Tüm bunların yanında, Kurzweil’in beklentileri karşısında belirecek birçok soru var:
– İnsanların beyinleriyle internete bağlanması maksimum güvenlik riski oluşturmayacak mı?
– Geleceğin dünyasında herkes beyniyle internete bağlanabilecek mi?
– Devletler ve istihbarat kurumları beyinlerimizi kontrol etmeye çalışırsa ne olacak?
– Yasa haline getirilse de herkes beyninde nano-robot benzeri bir teknoloji istemeyebilir ve bir şekilde çıkarmaya çalışabilir?
– Nano-robotlar ters teper ve insanlar ‘savaşma seviş’ demek yerine daha fazla savaşmaya başlarlarsa geri dönüş mümkün olacak mı?
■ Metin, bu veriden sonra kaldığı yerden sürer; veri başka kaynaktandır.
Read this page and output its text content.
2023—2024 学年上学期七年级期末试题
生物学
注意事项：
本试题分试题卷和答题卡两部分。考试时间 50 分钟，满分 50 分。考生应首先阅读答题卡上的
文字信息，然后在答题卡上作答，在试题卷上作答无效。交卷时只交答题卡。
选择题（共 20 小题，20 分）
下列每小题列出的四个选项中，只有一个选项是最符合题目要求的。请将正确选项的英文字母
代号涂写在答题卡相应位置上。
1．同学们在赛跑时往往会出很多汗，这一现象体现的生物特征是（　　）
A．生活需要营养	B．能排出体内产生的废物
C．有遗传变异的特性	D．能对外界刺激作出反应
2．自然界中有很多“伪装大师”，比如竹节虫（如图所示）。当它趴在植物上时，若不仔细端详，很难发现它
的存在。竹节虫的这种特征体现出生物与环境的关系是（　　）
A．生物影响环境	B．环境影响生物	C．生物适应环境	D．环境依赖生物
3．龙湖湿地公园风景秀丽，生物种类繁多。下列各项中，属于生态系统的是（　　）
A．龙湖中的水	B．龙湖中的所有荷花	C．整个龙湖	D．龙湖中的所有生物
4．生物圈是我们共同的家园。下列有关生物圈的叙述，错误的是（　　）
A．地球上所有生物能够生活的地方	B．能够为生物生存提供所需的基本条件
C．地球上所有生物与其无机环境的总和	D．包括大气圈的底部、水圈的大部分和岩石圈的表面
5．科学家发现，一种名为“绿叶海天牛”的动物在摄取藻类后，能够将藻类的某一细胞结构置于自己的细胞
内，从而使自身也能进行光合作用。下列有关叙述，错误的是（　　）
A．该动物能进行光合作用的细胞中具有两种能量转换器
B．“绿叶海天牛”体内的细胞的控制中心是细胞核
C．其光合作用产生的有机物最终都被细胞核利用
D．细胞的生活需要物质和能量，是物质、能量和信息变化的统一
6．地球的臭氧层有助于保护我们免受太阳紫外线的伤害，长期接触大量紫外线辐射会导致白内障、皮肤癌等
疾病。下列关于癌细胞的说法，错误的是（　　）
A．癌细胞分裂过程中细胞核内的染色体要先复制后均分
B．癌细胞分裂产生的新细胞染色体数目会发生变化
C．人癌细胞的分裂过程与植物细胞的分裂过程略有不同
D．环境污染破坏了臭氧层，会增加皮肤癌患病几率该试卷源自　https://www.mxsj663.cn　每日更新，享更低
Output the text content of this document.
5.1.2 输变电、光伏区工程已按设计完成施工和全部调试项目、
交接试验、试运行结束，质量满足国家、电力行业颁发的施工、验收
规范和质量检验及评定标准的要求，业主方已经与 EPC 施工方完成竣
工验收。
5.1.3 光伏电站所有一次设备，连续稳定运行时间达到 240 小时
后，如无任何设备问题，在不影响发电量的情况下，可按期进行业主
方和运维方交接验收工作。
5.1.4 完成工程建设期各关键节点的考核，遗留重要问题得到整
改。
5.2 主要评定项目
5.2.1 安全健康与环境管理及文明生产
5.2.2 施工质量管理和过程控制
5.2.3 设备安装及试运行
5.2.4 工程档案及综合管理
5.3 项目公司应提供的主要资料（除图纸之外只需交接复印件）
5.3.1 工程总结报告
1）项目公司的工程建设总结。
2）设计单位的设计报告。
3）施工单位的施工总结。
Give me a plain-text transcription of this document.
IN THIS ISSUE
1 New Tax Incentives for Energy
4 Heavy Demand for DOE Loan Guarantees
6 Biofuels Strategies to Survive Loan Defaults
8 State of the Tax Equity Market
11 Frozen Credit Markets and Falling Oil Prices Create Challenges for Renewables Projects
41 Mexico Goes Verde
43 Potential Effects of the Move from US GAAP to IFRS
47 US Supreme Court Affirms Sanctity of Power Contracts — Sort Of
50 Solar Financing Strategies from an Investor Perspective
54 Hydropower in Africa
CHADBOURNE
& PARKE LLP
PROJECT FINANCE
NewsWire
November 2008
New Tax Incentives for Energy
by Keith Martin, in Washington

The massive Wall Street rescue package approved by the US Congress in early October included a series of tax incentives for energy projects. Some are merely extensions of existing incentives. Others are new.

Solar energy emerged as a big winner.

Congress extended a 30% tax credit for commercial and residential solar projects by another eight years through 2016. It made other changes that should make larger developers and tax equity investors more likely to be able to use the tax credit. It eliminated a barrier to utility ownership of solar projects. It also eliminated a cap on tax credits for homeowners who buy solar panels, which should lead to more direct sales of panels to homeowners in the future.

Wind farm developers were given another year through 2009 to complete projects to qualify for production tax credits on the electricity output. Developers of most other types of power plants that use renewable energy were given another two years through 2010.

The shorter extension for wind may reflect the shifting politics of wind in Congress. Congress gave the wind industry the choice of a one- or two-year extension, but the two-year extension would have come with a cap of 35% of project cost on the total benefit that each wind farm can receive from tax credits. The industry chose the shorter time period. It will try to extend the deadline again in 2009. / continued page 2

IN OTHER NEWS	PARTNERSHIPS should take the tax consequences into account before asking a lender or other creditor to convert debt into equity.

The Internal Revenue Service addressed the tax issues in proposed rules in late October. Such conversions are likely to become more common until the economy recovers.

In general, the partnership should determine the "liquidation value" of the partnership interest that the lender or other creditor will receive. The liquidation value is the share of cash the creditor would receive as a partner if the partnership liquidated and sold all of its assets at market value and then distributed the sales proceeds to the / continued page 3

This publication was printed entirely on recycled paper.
– Nano-robotlar evrim geçirip beynimizi yemeye başlarsa bizi kim kurtaracak?
![[wallpaper-kid.com]](https://www.dijitalx.com/wp-content/uploads/2015/05/irobot-1024x597.jpg)
Denek sayısı giderek artıyor
İstanbul’a ziyaretinde röportaj yapma şansı bulduğum Caltech profesörü Yaser Abu Mustafa, ‘insanlar doğallıklarını dijitale isteyerek teslim ediyor’ ifadesini kullanmıştı.
İnsanlığın zaten kontrolünde olmadığı dijitalleşme sürecinde birkaç bilim insanı ve teknoloji milyarderi dışında gözü kapalı ilerlemesi, kaçınılmaz olarak bir karmaşaya neden olacak. Üzerinde farklı mecralarda birçok senaryo yazılıp çizilecek olan 2030’ların sonrasındaki dünya, ana hatları belli gibi görünse de aslında tamamen karanlıkta.
‘Mars Çağı’ olarak tarihte yerini alması muhtemel olan 2030 ve sonraki yıllarda insanların nasıl bir teknolojiye kavuşacağından çok, birbirleriyle ilişkilerinin nasıl olacağı en büyük soru işareti. 2017’de yapılması planlanan ilk kafa nakli gibi uç noktadaki operasyonlar ve onu takip edecek gelişmeler, insanların arzuladığı teknoloji için her şeyi yapmaya gönüllü olduğuna bir örnek.
İyi, kötü veya ortası olsun, insanlığın kendi elleriyle yaratacağı kaosun aynı zamanda kobayı olduğunu söylemek yanlış olmaz.